In breve: una funzione è una regola che associa a ogni numero di partenza un unico numero di arrivo; il limite descrive il valore a cui la funzione si avvicina quando la variabile si avvicina a un certo punto, anche senza mai raggiungerlo.
In quarta liceo l'analisi matematica diventa lo strumento principale per studiare come una grandezza varia rispetto a un'altra. Le funzioni che hai incontrato negli anni precedenti (rette, parabole, esponenziali) erano oggetti statici, da disegnare e leggere punto per punto. Adesso ti chiediamo un passo in più: osservare il comportamento di una funzione vicino a un valore, anche quando in quel valore la funzione non è definita oppure presenta un salto. Questo modo di guardare le cose si chiama passaggio al limite ed è la porta d'ingresso al calcolo differenziale e integrale.
Funzioni reali: dominio, codominio e lettura del grafico
Una funzione reale di variabile reale è una corrispondenza che a ogni numero x di un insieme di partenza, detto dominio, associa uno e un solo numero y di un insieme di arrivo. L'insieme dei valori effettivamente raggiunti si chiama immagine o codominio effettivo, e va distinto dal codominio dichiarato, che spesso coincide con tutto l'insieme dei numeri reali. Determinare il dominio significa elencare le condizioni che rendono lecita l'espressione: i denominatori devono essere diversi da zero, gli argomenti delle radici di indice pari devono essere non negativi, gli argomenti dei logaritmi devono essere strettamente positivi.
Una funzione si dice pari quando il suo grafico è simmetrico rispetto all'asse delle ordinate, dispari quando è simmetrico rispetto all'origine, periodica quando si ripete identica a intervalli regolari di ampiezza T. Riconoscere queste proprietà permette di studiare la funzione solo su una porzione del dominio e poi estendere il risultato per simmetria. Anche la monotonia, cioè il fatto che la funzione sia crescente o decrescente su un intervallo, è una qualità che si legge bene sul grafico e che useremo spesso nello studio dei limiti. Considera ad esempio la funzione f(x) = (x² − 1)/(x − 1): il dominio esclude il valore x = 1, perché là il denominatore si annulla, ma per ogni altro x essa coincide con la retta g(x) = x + 1.
L'idea di limite: avvicinarsi senza arrivare
Il limite di una funzione f(x) per x che tende a un valore c è il numero L a cui i valori di f(x) si avvicinano quanto vogliamo, purché si scelga x sufficientemente vicino a c ma diverso da c. Scriviamo lim x→c f(x) = L per esprimere questo fatto, leggendo il simbolo come una promessa di vicinanza arbitraria. È fondamentale capire che il valore della funzione nel punto c non interessa: il limite guarda il comportamento nell'intorno, non sul punto stesso. Per questo motivo possiamo parlare di limite anche dove la funzione non è definita, come accade nei punti di discontinuità o agli estremi del dominio.
Quando la variabile può avvicinarsi a c da sinistra (valori minori) o da destra (valori maggiori), si introducono i due limiti laterali, indicati con c⁻ e c⁺. Il limite globale esiste, finito o infinito, solo se i due limiti laterali esistono e coincidono. Quando invece x cresce o decresce senza limite, si studia il comportamento all'infinito, scrivendo lim x→+∞ f(x) oppure lim x→−∞ f(x), e si possono ottenere come risultato un numero finito, oppure +∞, −∞, oppure nulla (se il limite non esiste).

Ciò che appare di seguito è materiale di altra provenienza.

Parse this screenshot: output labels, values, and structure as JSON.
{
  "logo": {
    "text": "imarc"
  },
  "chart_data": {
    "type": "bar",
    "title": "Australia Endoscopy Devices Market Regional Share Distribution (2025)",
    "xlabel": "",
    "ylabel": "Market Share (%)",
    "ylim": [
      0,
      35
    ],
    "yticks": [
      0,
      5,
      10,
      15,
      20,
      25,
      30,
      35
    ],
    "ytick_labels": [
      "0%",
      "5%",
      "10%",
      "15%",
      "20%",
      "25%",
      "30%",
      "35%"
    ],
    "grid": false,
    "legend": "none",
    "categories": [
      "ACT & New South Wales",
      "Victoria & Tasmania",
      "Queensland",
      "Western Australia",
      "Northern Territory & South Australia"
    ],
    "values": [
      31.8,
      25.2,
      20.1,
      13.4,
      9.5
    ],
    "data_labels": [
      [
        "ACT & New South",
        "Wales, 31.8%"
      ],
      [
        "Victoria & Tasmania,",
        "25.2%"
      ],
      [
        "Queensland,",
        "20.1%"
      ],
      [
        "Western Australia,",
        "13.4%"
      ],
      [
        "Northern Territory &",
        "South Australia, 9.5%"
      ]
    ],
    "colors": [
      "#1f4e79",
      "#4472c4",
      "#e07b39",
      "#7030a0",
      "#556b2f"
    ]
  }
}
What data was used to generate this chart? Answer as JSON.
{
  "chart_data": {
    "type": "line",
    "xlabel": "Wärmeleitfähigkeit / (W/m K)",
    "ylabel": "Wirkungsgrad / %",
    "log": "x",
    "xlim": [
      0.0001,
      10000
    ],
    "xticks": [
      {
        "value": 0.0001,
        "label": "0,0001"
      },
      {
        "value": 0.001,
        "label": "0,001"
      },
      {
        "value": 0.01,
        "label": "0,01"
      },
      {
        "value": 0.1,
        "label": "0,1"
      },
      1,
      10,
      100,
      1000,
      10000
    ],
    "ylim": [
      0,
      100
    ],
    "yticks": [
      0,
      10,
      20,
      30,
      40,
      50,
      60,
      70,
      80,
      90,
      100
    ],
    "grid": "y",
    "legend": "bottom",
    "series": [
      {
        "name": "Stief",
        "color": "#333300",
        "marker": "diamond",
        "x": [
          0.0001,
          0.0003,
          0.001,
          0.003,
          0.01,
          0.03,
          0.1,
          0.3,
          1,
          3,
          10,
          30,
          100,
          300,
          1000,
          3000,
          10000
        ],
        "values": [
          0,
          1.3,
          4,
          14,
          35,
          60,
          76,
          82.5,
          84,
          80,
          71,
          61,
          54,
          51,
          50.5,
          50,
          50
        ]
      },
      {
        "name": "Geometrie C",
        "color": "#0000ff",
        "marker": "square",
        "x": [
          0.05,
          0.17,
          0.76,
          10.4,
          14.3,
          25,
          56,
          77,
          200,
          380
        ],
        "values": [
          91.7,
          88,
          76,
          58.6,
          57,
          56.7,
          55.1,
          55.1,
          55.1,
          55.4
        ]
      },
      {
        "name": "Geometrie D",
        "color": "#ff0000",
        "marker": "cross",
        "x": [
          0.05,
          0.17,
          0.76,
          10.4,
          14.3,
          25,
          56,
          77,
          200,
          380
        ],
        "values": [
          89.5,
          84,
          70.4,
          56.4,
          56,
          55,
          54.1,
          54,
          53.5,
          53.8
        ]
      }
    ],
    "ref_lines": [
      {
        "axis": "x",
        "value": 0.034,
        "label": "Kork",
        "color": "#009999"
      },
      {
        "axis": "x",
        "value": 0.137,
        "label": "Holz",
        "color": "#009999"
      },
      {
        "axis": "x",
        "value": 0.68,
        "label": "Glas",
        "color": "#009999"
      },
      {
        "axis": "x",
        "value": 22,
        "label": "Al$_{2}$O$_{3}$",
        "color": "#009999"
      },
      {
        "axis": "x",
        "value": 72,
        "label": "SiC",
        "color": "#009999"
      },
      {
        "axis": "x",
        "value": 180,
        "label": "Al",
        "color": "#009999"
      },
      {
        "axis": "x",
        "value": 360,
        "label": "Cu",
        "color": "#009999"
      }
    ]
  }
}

I limiti si calcolano spesso per sostituzione diretta, ma quando questa produce forme indeterminate del tipo 0/0, ∞/∞, 0·∞, ∞−∞ occorre trasformare l'espressione: raccogliere il termine di grado massimo, semplificare un fattore comune, razionalizzare un radicale, oppure ricondursi a limiti notevoli già conosciuti.
Ricorda
- Una funzione è ben definita solo sul proprio dominio: prima di calcolare un limite, individua sempre le condizioni di esistenza dell'espressione.
- Il limite descrive il comportamento di f(x) vicino a un punto, non in quel punto: due funzioni che differiscono solo in un punto isolato hanno lo stesso limite.
- Quando la sostituzione diretta dà una forma indeterminata, bisogna manipolare algebricamente l'espressione (scomposizione, raccoglimento, razionalizzazione) prima di concludere.
- Esercizio sul quaderno: considera la funzione h(x) = (x² − 9)/(x − 3). Determina il dominio, calcola h(2) e h(4), poi prova a stabilire a quale valore si avvicina h(x) quando x si avvicina a 3 (puoi aiutarti compilando una piccola tabella con x = 2,9; 2,99; 3,01; 3,1). Scrivi infine la conclusione usando il simbolo di limite.